28/05/2008

bilan légèrement scato

Bien, bien, bien...

 

Pas de notes depuis deux semaines, il faut dire que j'ai connu la plus angoissante des épreuves : la krach informatique. Je vous passe les détails, mais l'essentiel est sauvé.

 

Depuis, je lis, notamment le génie de la France, de Paul-Marie Couteaux, un de nos (vrais) intellectuels. Ce livre est une recherche du soubassement philosophique de la pensée du Général de Gaulle. Selon Couteaux (et je partage son avis), le nationalisme du Général se fonde sur l'essentialisme platonicien, contre le panta rei (les choses changent tout le temps, on ne se baigne jamais deux fois dans le même fleuve, etc.) d'Héraclite.
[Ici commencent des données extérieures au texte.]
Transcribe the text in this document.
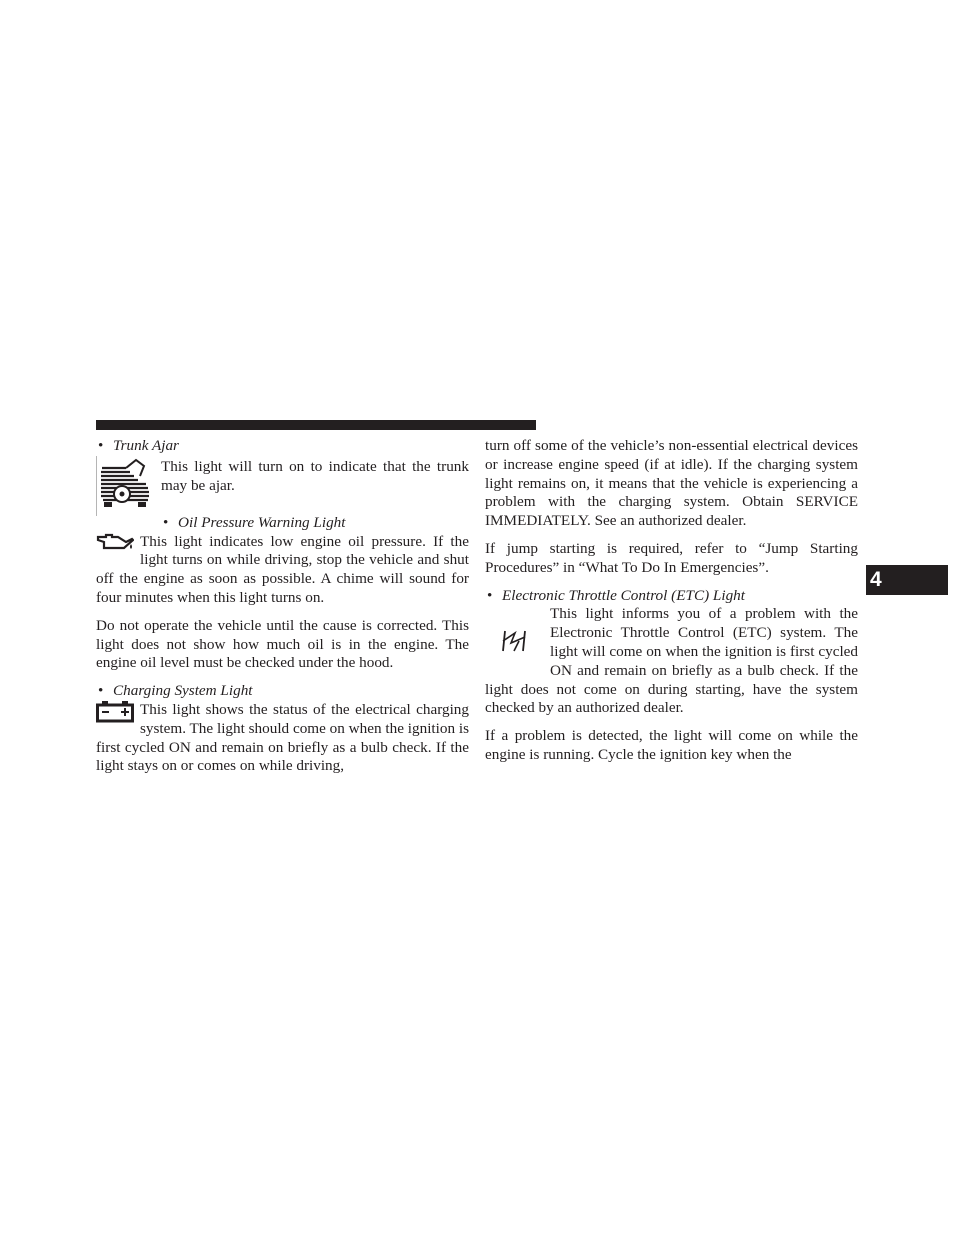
4
• Trunk Ajar

This light will turn on to indicate that the trunk may be ajar.

• Oil Pressure Warning Light

This light indicates low engine oil pressure. If the light turns on while driving, stop the vehicle and shut off the engine as soon as possible. A chime will sound for four minutes when this light turns on.

Do not operate the vehicle until the cause is corrected. This light does not show how much oil is in the engine. The engine oil level must be checked under the hood.

• Charging System Light

This light shows the status of the electrical charging system. The light should come on when the ignition is first cycled ON and remain on briefly as a bulb check. If the light stays on or comes on while driving,

turn off some of the vehicle’s non-essential electrical devices or increase engine speed (if at idle). If the charging system light remains on, it means that the vehicle is experiencing a problem with the charging system. Obtain SERVICE IMMEDIATELY. See an authorized dealer.

If jump starting is required, refer to “Jump Starting Procedures” in “What To Do In Emergencies”.

• Electronic Throttle Control (ETC) Light

This light informs you of a problem with the Electronic Throttle Control (ETC) system. The light will come on when the ignition is first cycled ON and remain on briefly as a bulb check. If the light does not come on during starting, have the system checked by an authorized dealer.

If a problem is detected, the light will come on while the engine is running. Cycle the ignition key when the
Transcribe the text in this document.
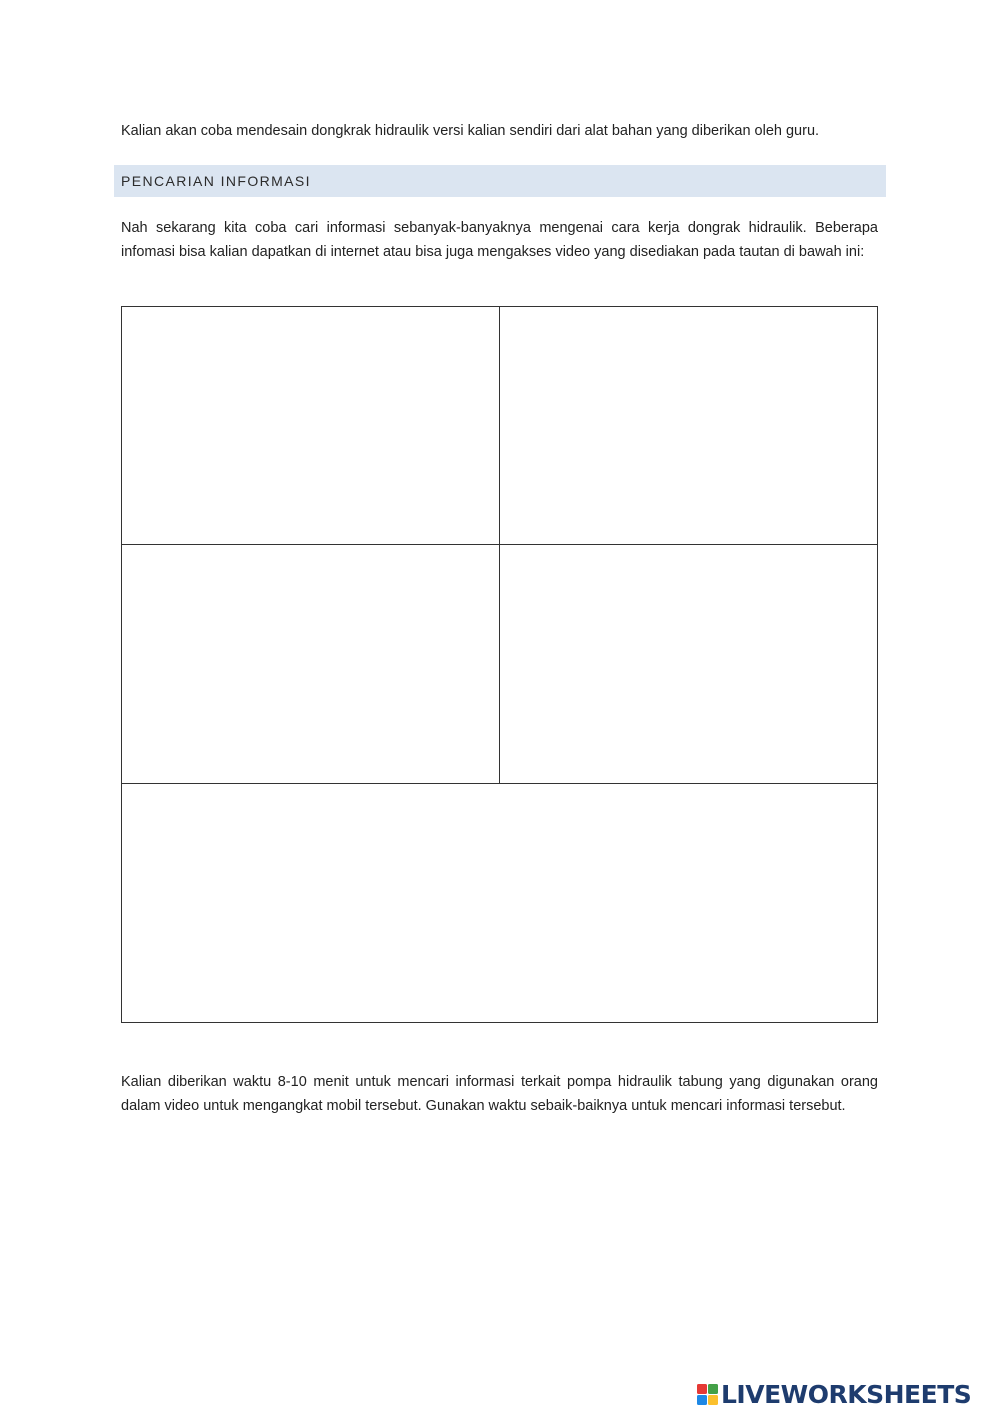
Kalian akan coba mendesain dongkrak hidraulik versi kalian sendiri dari alat bahan yang diberikan oleh guru.

PENCARIAN INFORMASI

Nah sekarang kita coba cari informasi sebanyak-banyaknya mengenai cara kerja dongrak hidraulik. Beberapa infomasi bisa kalian dapatkan di internet atau bisa juga mengakses video yang disediakan pada tautan di bawah ini:

Kalian diberikan waktu 8-10 menit untuk mencari informasi terkait pompa hidraulik tabung yang digunakan orang dalam video untuk mengangkat mobil tersebut. Gunakan waktu sebaik-baiknya untuk mencari informasi tersebut.

LIVEWORKSHEETS
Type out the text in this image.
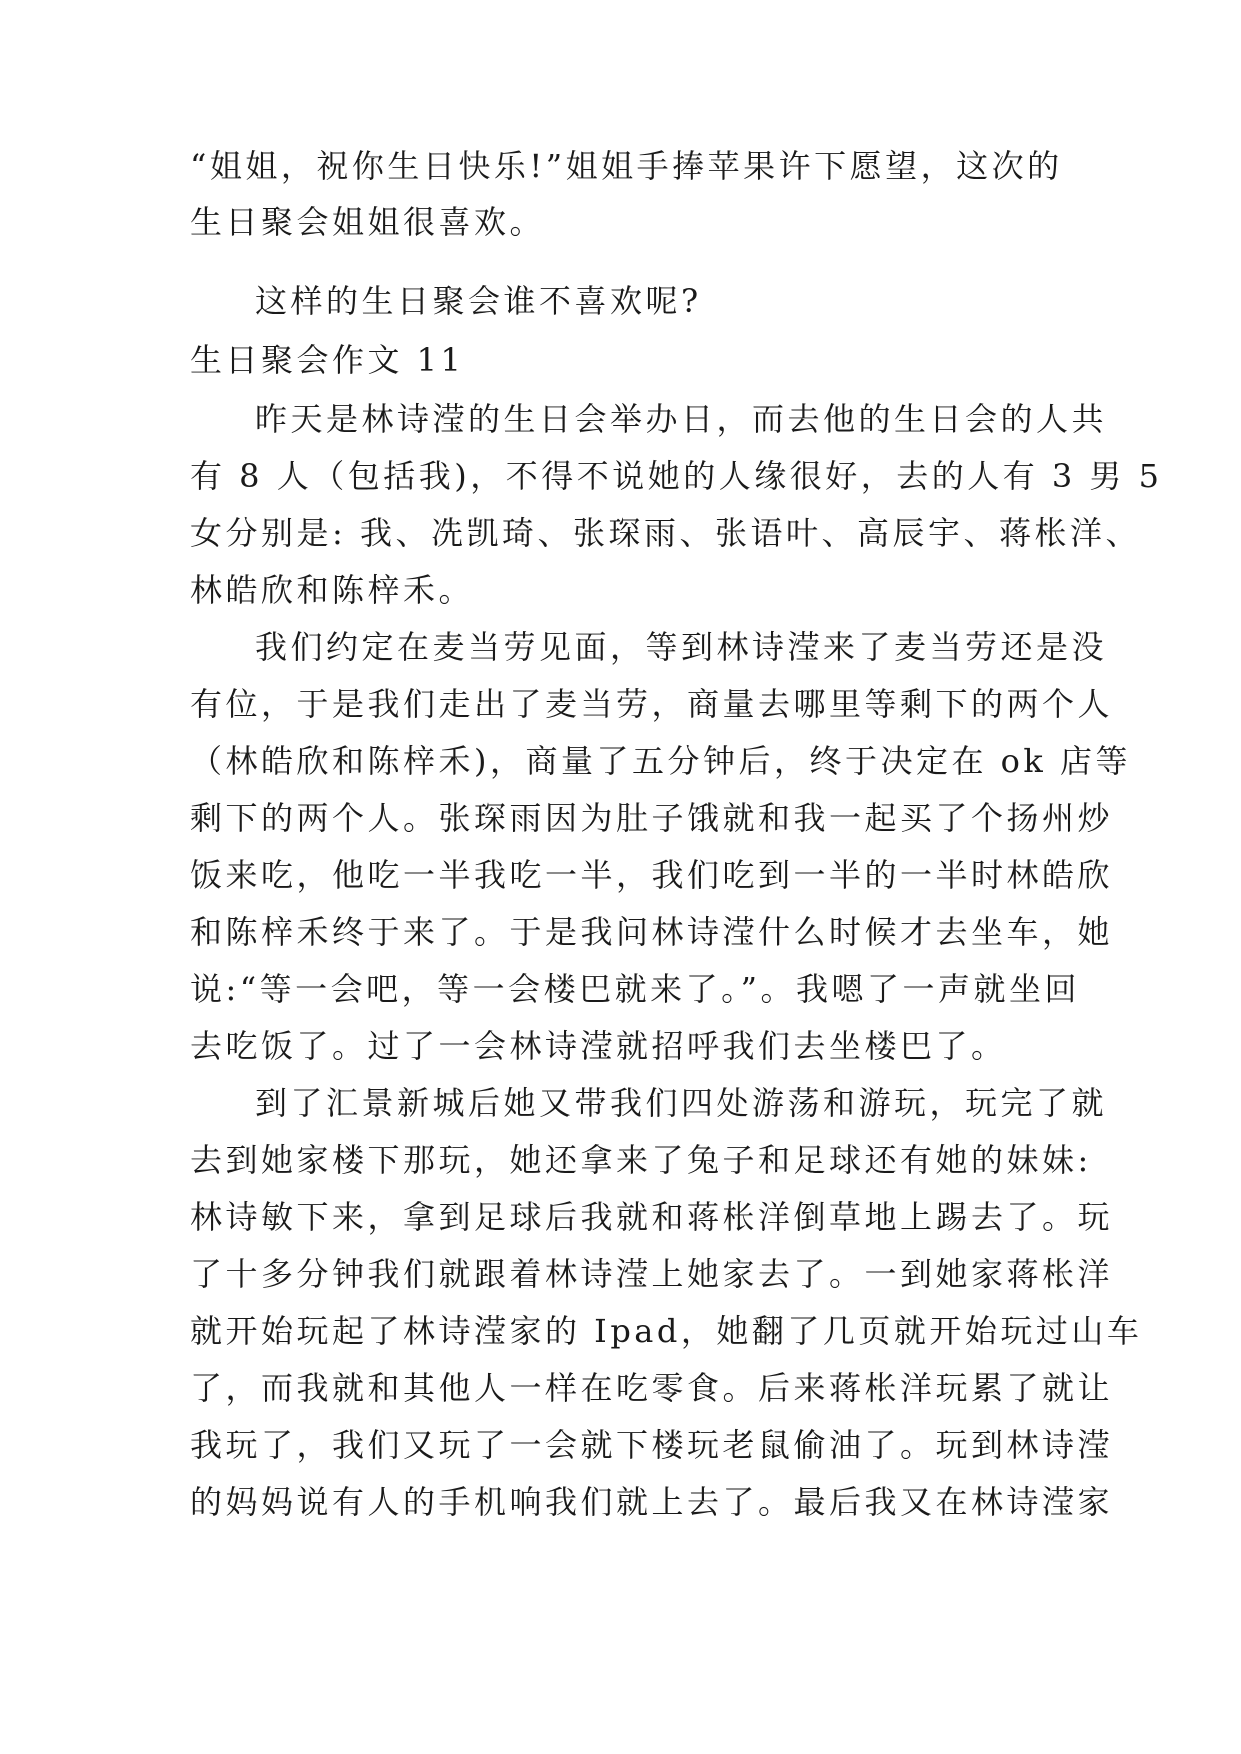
“姐姐，祝你生日快乐!”姐姐手捧苹果许下愿望，这次的
生日聚会姐姐很喜欢。
这样的生日聚会谁不喜欢呢?
生日聚会作文 11
昨天是林诗滢的生日会举办日，而去他的生日会的人共
有 8 人（包括我)，不得不说她的人缘很好，去的人有 3 男 5
女分别是: 我、冼凯琦、张琛雨、张语叶、高辰宇、蒋枨洋、
林皓欣和陈梓禾。
我们约定在麦当劳见面，等到林诗滢来了麦当劳还是没
有位，于是我们走出了麦当劳，商量去哪里等剩下的两个人
（林皓欣和陈梓禾)，商量了五分钟后，终于决定在 ok 店等
剩下的两个人。张琛雨因为肚子饿就和我一起买了个扬州炒
饭来吃，他吃一半我吃一半，我们吃到一半的一半时林皓欣
和陈梓禾终于来了。于是我问林诗滢什么时候才去坐车，她
说:“等一会吧，等一会楼巴就来了。”。我嗯了一声就坐回
去吃饭了。过了一会林诗滢就招呼我们去坐楼巴了。
到了汇景新城后她又带我们四处游荡和游玩，玩完了就
去到她家楼下那玩，她还拿来了兔子和足球还有她的妹妹:
林诗敏下来，拿到足球后我就和蒋枨洋倒草地上踢去了。玩
了十多分钟我们就跟着林诗滢上她家去了。一到她家蒋枨洋
就开始玩起了林诗滢家的 Ipad，她翻了几页就开始玩过山车
了，而我就和其他人一样在吃零食。后来蒋枨洋玩累了就让
我玩了，我们又玩了一会就下楼玩老鼠偷油了。玩到林诗滢
的妈妈说有人的手机响我们就上去了。最后我又在林诗滢家
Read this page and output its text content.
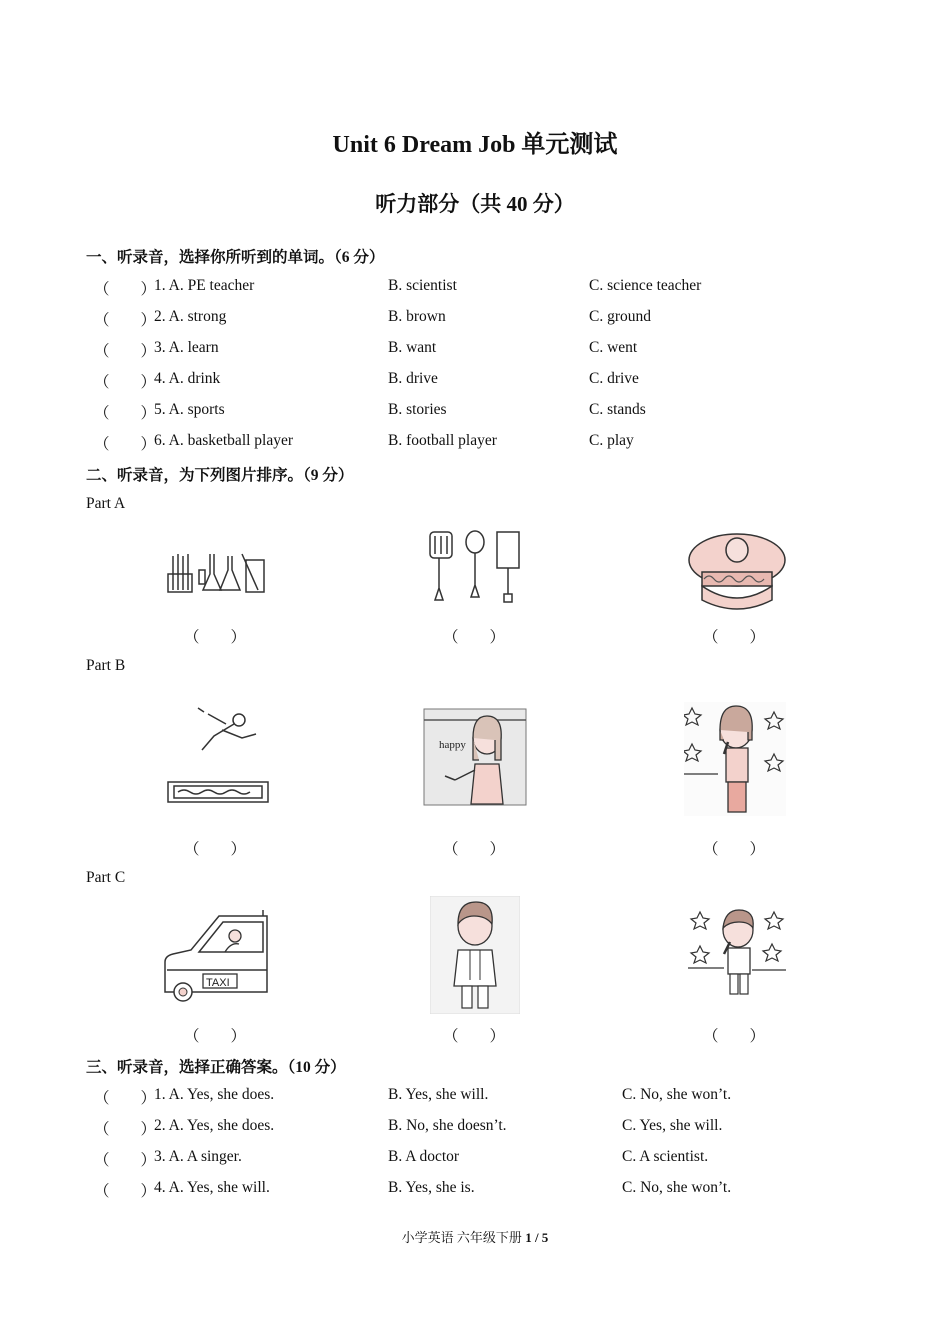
Unit 6 Dream Job 单元测试
听力部分（共 40 分）
一、听录音，选择你所听到的单词。（6 分）
（　　）
1. A. PE teacher	B. scientist	C. science teacher
（　　）
2. A. strong	B. brown	C. ground
（　　）
3. A. learn	B. want	C. went
（　　）
4. A. drink	B. drive	C. drive
（　　）
5. A. sports	B. stories	C. stands
（　　）
6. A. basketball player	B. football player	C. play
二、听录音，为下列图片排序。（9 分）
Part A
（　　）	（　　）	（　　）
Part B
happy
（　　）	（　　）	（　　）
Part C
TAXI
（　　）	（　　）	（　　）
三、听录音，选择正确答案。（10 分）
（　　）
1. A. Yes, she does.	B. Yes, she will.	C. No, she won’t.
（　　）
2. A. Yes, she does.	B. No, she doesn’t.	C. Yes, she will.
（　　）
3. A. A singer.	B. A doctor	C. A scientist.
（　　）
4. A. Yes, she will.	B. Yes, she is.	C. No, she won’t.
小学英语 六年级下册 1 / 5
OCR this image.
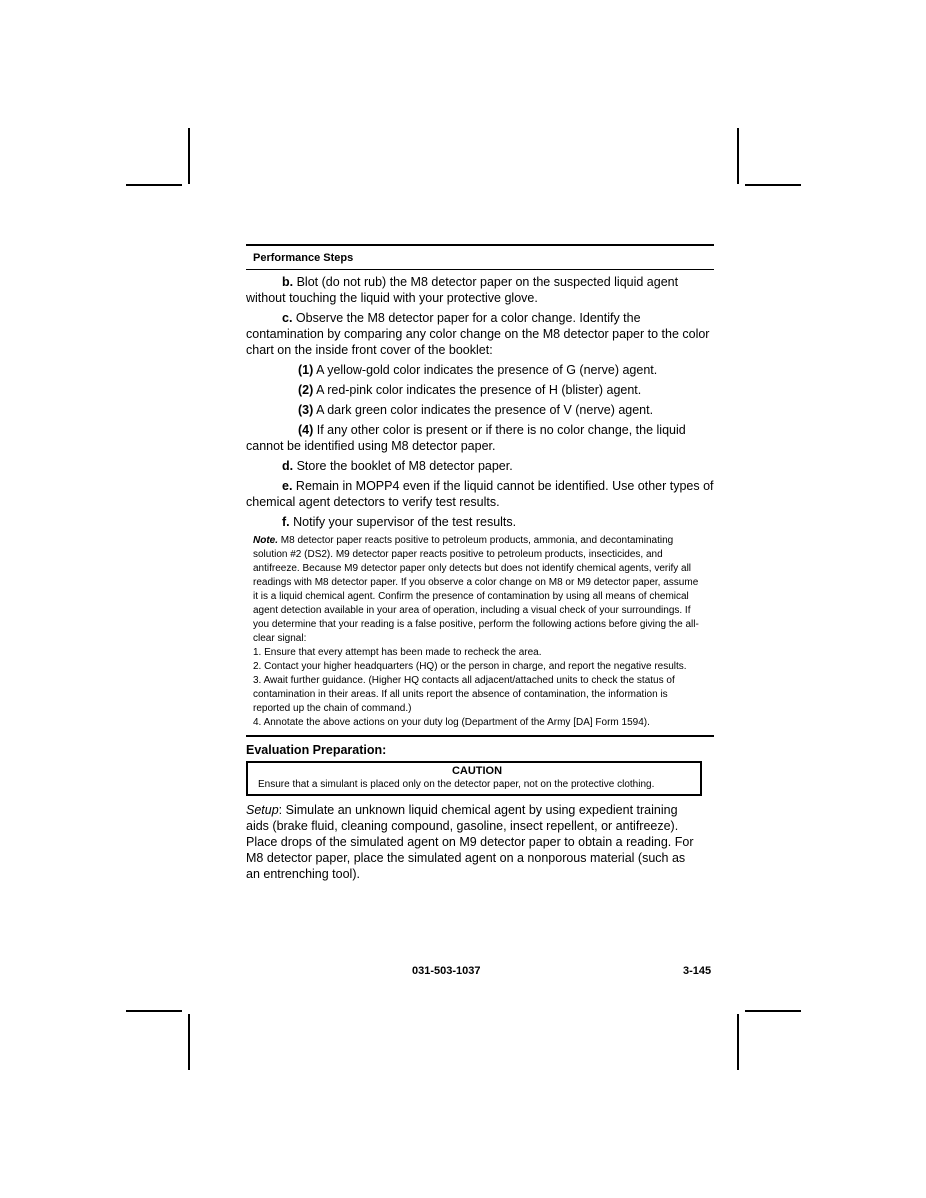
Performance Steps

b. Blot (do not rub) the M8 detector paper on the suspected liquid agent without touching the liquid with your protective glove.

c. Observe the M8 detector paper for a color change. Identify the contamination by comparing any color change on the M8 detector paper to the color chart on the inside front cover of the booklet:

(1) A yellow-gold color indicates the presence of G (nerve) agent.

(2) A red-pink color indicates the presence of H (blister) agent.

(3) A dark green color indicates the presence of V (nerve) agent.

(4) If any other color is present or if there is no color change, the liquid cannot be identified using M8 detector paper.

d. Store the booklet of M8 detector paper.

e. Remain in MOPP4 even if the liquid cannot be identified. Use other types of chemical agent detectors to verify test results.

f. Notify your supervisor of the test results.

Note. M8 detector paper reacts positive to petroleum products, ammonia, and decontaminating solution #2 (DS2). M9 detector paper reacts positive to petroleum products, insecticides, and antifreeze. Because M9 detector paper only detects but does not identify chemical agents, verify all readings with M8 detector paper. If you observe a color change on M8 or M9 detector paper, assume it is a liquid chemical agent. Confirm the presence of contamination by using all means of chemical agent detection available in your area of operation, including a visual check of your surroundings. If you determine that your reading is a false positive, perform the following actions before giving the all-clear signal:

1. Ensure that every attempt has been made to recheck the area.

2. Contact your higher headquarters (HQ) or the person in charge, and report the negative results.

3. Await further guidance. (Higher HQ contacts all adjacent/attached units to check the status of contamination in their areas. If all units report the absence of contamination, the information is reported up the chain of command.)

4. Annotate the above actions on your duty log (Department of the Army [DA] Form 1594).

Evaluation Preparation:
CAUTION
Ensure that a simulant is placed only on the detector paper, not on the protective clothing.

Setup: Simulate an unknown liquid chemical agent by using expedient training aids (brake fluid, cleaning compound, gasoline, insect repellent, or antifreeze). Place drops of the simulated agent on M9 detector paper to obtain a reading. For M8 detector paper, place the simulated agent on a nonporous material (such as an entrenching tool).

031-503-1037	3-145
En gros, si De Gaulle a su dès juin 40 que l'Allemagne perdrait la guerre, c'est parce qu'il supposait que l'Allemagne serait l'Allemagne et que donc elle voudrait envahir la plaine russe. Il se fonde donc sur une nature allemande

 

Je sais, vous qui n'êtes pas des habitués de la pensée gaullienne, vous allez dire que ma demonstration est un peu courte. Et ô combien vous aurez raison !

 

Mais je suis incapable de faire mieux pour l'instant. L'arrêt des tranquilisants et autres neuroleptiques produit son effet : un estomac noué comme jamais, une envie de pleurer récurrente et une peur panique (paralysante) d'agir. Il m'a ainsi fallu toute la journée avant de me décider à ramener au distributeur un DVD que j'avais loué vendredi dernier. De même, mon coeur battait à l'idée d'aller retirer 300 euros pour payer les trois mois de loyer que je dois. Peur de quoi? En gros, que le distributeur me signale l'erreur fatale : "vous avez dépassé le montant autorisé".

Heureusement, il n'en a rien été, et je pourrai payer mon loyer demain. Mais mon ventre est toujours noué. J'ai passé la journée alternant siestes en sueur et séances sur les toilettes à essayer de dégorger mes boyaux. Résultat des courses : peu de matière, mais beaucoup d'air.

 

Et pourtant, ce soir, j'ai toujours la sensation que mon ventre est contracté.

 

On m'a dit une fois que j'avais l'attitude d'une personne crevant de faim devant une table debanquet croulant de victuailles (j'aime ce mot moyenâgeux). C'est pas faux.

Pour l'instant, la table de banquet, c'est un article que je dois faire pour une revue gaulliste, une recension pour un site soralien, une possibilité d'emploi plutôt sérieuse dans un magazine écolo, des contacts dans l'édition jeunesse pour un roman d'aventure (fini depuis 2004! j'en tremble rien qu'a évoquer ces quatre années!), l'amie d'un parent qui travaille dans le documentaire.

Et j'en oublie!

Bref, cul botté, je crois que je pourrais facilement me mettre à table. Mais j'éprouve une sensation d'irréalité devant ces possibilités. La vie est là, peut-être, mais peut-être n'est pas assez pour l'abruti que je suis, je voudrais que ce soit sûr

Et comme ça n'est pas sûr, je rejette la vie et la repousse, restant dans les limbes, pour ne pas dire la mort.

 

Mais le pire est que l'écriture n'est pas une thérapie. Je suis un homme d'une lucidité rare. Je connais la situation, je connais la solution. Je sais même que pour prendre part à ce banquet il faut d'abord que je me décide une bonne fois pour toute à savoir ce que je veux faire de ma vie (et pour cela, l'écrire, mais surement pas sur un blog). 

J'ai toutes les cartes, et je passe, je passe, je passe depuis six années.